"It wasn't the hope of reward or hope of pardon that made me break with van Heerden," he said in his slow way. "You'd laugh yourself sick if I told you. It was—it was the knowledge that this country would be down and out; that the people who spoke my tongue and thought more or less as I thought should be under the foot of the Beast—fevered sentimentality! You don't believe that?"
"I believe it."
It was Oliva who spoke, and it appeared that this was the first time that Milsom had noticed her presence, for his eyes opened wider.

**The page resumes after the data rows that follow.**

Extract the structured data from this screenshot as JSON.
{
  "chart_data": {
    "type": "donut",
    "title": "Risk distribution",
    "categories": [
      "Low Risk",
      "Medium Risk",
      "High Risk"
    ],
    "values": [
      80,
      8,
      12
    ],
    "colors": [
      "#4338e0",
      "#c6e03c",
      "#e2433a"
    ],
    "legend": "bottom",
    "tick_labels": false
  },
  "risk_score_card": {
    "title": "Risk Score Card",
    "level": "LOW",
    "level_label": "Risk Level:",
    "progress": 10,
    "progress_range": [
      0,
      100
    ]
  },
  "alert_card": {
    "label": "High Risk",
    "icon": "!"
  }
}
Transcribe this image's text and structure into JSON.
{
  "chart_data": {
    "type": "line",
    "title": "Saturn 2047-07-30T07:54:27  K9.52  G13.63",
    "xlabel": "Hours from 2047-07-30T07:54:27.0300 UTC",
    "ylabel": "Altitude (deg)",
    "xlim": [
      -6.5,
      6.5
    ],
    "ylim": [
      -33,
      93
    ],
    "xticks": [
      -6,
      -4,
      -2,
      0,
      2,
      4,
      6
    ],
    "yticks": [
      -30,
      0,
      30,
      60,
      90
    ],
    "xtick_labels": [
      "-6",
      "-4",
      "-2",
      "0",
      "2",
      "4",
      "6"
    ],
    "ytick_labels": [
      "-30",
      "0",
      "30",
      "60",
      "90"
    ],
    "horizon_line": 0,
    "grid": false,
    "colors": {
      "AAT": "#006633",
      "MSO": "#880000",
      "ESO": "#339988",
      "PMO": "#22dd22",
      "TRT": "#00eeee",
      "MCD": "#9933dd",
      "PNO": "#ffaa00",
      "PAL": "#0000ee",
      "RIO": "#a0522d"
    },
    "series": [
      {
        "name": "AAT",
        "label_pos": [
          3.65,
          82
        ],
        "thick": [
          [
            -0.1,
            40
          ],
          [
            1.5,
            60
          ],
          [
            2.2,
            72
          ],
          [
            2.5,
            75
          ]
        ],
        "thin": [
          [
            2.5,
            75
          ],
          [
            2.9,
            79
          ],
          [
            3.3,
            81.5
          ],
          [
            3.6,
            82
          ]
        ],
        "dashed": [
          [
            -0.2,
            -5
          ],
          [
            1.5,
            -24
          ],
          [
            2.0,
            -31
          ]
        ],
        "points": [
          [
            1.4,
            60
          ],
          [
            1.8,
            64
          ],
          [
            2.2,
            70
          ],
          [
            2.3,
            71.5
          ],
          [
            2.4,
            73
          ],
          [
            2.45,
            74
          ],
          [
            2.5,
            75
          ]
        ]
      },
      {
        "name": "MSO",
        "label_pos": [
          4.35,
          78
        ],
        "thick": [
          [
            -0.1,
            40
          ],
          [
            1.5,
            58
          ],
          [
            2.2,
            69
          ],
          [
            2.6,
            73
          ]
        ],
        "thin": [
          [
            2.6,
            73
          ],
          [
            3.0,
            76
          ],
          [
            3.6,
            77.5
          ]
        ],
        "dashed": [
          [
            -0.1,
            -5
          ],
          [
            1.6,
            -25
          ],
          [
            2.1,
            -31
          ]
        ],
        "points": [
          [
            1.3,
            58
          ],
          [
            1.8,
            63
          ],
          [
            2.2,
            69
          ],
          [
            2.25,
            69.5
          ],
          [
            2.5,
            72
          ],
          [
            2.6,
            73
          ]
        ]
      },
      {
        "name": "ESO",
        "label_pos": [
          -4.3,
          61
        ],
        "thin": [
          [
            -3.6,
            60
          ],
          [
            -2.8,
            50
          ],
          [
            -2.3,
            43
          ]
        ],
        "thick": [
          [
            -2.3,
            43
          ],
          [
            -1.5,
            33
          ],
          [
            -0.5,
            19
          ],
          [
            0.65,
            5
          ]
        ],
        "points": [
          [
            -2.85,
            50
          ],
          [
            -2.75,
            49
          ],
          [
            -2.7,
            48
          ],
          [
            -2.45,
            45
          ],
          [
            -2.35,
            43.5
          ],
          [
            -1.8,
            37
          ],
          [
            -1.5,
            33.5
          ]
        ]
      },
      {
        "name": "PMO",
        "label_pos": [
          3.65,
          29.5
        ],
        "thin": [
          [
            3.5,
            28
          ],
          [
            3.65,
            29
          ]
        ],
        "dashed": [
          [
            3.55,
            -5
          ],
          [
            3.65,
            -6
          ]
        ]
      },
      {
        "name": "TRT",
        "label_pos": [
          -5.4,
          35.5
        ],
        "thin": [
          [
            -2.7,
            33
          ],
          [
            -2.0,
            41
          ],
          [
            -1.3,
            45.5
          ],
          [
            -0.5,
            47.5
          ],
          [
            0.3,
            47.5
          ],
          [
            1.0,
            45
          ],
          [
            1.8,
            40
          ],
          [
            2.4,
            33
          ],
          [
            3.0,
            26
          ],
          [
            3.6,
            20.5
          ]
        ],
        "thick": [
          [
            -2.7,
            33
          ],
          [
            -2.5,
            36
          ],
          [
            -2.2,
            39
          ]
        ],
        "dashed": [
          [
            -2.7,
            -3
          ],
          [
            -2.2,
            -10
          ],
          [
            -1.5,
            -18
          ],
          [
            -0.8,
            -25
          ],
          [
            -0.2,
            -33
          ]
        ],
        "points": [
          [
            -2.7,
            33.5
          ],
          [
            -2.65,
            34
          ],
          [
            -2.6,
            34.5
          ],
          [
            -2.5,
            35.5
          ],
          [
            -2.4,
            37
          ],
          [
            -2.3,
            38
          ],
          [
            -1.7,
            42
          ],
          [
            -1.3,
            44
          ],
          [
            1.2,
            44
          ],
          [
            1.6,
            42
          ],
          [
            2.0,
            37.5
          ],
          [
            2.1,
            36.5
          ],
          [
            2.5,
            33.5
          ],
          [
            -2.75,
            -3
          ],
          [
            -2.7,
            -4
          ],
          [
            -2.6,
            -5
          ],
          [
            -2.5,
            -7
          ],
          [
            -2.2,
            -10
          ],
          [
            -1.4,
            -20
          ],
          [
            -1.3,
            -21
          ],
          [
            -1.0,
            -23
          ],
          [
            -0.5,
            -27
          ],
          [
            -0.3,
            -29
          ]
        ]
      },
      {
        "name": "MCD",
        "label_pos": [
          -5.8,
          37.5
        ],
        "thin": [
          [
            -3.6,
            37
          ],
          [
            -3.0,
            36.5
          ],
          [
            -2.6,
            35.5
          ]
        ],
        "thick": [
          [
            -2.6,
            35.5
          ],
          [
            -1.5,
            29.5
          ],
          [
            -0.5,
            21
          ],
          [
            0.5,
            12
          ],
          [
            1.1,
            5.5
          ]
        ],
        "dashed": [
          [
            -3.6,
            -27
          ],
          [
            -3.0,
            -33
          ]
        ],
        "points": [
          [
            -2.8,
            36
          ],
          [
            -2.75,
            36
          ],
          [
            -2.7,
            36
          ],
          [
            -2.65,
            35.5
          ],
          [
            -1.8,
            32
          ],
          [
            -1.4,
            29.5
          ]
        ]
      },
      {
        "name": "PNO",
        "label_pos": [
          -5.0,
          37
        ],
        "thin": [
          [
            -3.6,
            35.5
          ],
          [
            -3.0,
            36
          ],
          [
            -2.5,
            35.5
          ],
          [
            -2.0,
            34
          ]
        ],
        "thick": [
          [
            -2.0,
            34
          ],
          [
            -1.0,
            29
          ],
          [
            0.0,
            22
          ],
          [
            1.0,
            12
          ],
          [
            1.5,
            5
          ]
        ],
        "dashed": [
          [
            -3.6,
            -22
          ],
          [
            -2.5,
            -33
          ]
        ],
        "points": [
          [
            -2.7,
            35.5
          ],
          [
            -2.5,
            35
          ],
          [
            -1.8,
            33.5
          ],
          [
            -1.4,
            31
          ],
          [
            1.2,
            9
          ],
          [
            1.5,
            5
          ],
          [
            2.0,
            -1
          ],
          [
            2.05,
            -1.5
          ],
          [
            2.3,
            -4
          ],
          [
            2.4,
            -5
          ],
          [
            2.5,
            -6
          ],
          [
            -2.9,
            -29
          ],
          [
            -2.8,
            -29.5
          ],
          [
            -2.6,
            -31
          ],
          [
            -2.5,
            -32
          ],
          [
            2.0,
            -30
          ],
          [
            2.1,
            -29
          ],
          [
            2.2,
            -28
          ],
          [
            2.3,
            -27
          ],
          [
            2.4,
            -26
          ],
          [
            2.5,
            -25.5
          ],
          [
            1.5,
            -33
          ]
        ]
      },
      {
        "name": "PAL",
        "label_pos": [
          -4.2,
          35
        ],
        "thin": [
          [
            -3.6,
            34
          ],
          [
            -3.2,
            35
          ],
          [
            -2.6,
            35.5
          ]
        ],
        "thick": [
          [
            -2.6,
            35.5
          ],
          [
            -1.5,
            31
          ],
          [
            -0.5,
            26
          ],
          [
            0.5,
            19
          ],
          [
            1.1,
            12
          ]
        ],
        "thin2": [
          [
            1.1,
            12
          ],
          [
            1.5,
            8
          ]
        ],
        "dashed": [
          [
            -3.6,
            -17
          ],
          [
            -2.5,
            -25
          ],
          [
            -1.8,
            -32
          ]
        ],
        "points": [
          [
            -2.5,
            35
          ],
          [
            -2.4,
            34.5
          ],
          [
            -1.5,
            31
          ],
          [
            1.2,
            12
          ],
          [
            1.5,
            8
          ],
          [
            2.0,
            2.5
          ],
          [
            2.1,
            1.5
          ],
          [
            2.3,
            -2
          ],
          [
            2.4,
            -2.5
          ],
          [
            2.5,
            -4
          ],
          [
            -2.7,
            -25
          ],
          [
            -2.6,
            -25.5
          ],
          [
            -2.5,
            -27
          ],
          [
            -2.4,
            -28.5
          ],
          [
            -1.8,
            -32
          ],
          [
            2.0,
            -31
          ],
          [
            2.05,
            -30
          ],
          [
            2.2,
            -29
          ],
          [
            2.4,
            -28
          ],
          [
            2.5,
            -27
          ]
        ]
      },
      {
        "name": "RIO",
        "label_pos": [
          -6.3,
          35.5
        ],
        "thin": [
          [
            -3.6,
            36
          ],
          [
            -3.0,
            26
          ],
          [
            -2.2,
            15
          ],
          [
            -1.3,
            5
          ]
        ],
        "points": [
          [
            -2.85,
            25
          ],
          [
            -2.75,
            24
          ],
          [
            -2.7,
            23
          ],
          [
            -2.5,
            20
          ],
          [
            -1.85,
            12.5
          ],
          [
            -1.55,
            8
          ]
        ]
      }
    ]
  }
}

"You—oh, you believe it, do you?" and he nodded.
"But why is van Heerden waiting?" asked McNorton. "What is he waiting for?"
The big man rolled his head helplessly from side to side, and the hard cackle of his laughter was very trying to men whose nerves were raw and on edge.
"That's the fatal lunacy of it! I think it must be a national characteristic. You saw it in the war again and again—a wonderful plan brought to naught by some piece of over-cleverness on the part of the super-man."
A wild, hope leapt to Beale's heart.
"Then it has failed! The rust has not answered
?"But Milsom shook his head wearily.
"The rust is all that he thinks—and then some," he said. "No, it isn't that. It is in the work of organization where the hitch has occurred. You know something of the story. Van Heerden has agents in every country in the world. He has spent nearly a hundred thousand pounds in perfecting his working plans, and I'm willing to admit that they are wellnigh perfect. Such slight mistakes as sending men to South Africa and Australia where the crops are six months later than the European and American harvests may be forgiven, because the German thinks longitudinally, and north and south are the two points of the compass which he never bothers his head about. If the Germans had been a seafaring people they'd have discovered America before Columbus, but they would never have found the North Pole or rounded the Cape in a million years."